Tiba-tiba kedua tangannya mengelus halus ke kepalaku dan mengusap rambutku kembali dengan sayang dan aku pun mulai meringis bahagia dan jatuh ke badannya sambil menyayanginya, namun tiba-tiba dia mulai menyerangku dengan garang, dan kini ia berada di atasku, lidah Andre mulai menjulur ke telingaku, “Ahh..” aku tidak tahan di telinga, kumulai meronta kegelian dan tubuhku menjalar kemana-mana, namun tangannya menahan tubuhku dan tiba-tiba lenganku pun diangkat dan ketiakku dijilat habis, “Aahh.. aahh..” aku meringis sejadi-jadinya dan aku mulai melipatkan tubuhku ke tubuhnya yang atletis, lidahnya terus bermain sampai akhirnya berhenti di dada putingku. “Ahh..” aku tidak tahan menahan kenikmatan itu, aku menyukai adegan itu. Dihisapnya puting-putingku dan aku menggeliat sejadi-jadinya sambil meremas rambutnya, “Ahh..” dia mengigit putingku, “Ahh..” terasa sakit dan perih namun nikmat tersendiri yang aku rasakan. Rupanya semakin aku mengeluarkan suara rintihan dia semakin “hot” untuk menggigit serta sesekali menjilat puting kananku, lalu dia pindah ke dadaku sebelah kiri dan kejadian seperti tadi terulang kembali. “Ahh..” dengan kenikmatan yang tidak selamanya kudapati. Remasan tangannya pada dadaku juga terasa sekali, aku merasakan sesuatu yang nikmat-hangat-lembut-kasar dari Andre yang bertubuh coklat mengkilap. Silih berganti aku dan Andre saling menikmati satu sama lainnya. Tidak terasa waktu detik demi detik mengalun seirama kami berdua bergumul menyatu merasakan kenikmatan sesaat. Dan Pada puncak yang kami tunggu-tunggu mengalir dengan sendiri tanpa bias tertahan dan terhenti naluri buas dua anak manusia tertumpahkan sudah. Air kenikmatan dari Andre mengalir deras di perutku terasa hangat menyentuh kulitku dan aku pun sudah tak tertahankan lagi mengerang seakan dunia menjadi runtuh dan Andre pun menuntun batang kebanggaanku ke arah wajahnya, seakan dia menerima pancuran air bahagia di pagi hari, air kenikmatanku keluar dengan deras menerpa seluruh wajah Andre dan dia pun mengejang seirama deru nafas yang berlari kencang.

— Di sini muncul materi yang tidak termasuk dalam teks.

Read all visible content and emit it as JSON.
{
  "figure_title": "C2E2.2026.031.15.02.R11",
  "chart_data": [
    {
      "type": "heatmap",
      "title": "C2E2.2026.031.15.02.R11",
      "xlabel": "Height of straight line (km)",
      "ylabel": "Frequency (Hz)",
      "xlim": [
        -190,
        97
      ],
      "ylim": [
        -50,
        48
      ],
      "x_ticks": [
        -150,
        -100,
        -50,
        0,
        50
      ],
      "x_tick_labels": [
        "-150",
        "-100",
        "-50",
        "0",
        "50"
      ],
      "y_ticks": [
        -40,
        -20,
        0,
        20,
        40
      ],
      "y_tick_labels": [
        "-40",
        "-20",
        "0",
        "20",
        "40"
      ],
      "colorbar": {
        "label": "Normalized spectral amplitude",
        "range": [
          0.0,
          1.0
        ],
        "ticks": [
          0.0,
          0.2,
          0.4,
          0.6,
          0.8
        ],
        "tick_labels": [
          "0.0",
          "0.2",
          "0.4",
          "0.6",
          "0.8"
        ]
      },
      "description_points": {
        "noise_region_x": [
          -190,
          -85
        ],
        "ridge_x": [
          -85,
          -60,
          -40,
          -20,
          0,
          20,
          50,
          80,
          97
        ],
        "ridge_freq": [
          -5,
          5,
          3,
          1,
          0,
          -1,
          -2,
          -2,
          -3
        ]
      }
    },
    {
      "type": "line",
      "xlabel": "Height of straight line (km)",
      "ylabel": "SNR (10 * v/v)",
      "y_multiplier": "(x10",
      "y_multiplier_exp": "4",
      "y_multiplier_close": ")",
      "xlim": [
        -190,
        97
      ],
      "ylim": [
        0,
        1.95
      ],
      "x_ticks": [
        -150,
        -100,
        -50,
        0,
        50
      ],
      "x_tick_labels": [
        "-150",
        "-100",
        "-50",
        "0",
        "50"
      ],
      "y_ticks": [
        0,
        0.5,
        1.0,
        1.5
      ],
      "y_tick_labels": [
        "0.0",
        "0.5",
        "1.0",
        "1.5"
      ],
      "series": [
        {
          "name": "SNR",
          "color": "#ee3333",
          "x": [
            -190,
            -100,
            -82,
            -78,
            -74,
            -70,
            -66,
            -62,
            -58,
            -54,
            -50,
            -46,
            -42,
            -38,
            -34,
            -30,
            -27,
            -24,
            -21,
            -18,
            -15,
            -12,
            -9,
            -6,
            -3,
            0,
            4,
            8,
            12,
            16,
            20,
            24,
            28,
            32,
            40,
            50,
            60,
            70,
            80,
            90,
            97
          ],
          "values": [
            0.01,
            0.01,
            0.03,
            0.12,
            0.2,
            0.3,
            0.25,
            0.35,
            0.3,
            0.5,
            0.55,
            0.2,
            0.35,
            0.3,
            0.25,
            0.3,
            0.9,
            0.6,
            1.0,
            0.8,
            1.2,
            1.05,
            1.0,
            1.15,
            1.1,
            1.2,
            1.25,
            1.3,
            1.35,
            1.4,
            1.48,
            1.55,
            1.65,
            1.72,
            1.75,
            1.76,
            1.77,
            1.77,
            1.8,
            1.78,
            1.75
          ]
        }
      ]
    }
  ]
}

Kami berdua lunglai kecapaian dan tak berdaya, tenaga habis tanpa daya, tapi Mas Andreku melihat ke arahku sambil tersenyum dan berkata, “Saya bahagia sekali malam ini!” Dan dia pun berkata yang saya tidak sangka-sangka, “Maukah kamu menjadi pacarku, Sayang!” saya hanya terdiam tak percaya dan hanya anggukkan kecil tanpa kata-kata. Dan Mas Andreku kembali tersenyum memelukku sambil tidur bahagia! Mulai hari ini dan seterusnya hidupku mengalun di alam bahagia.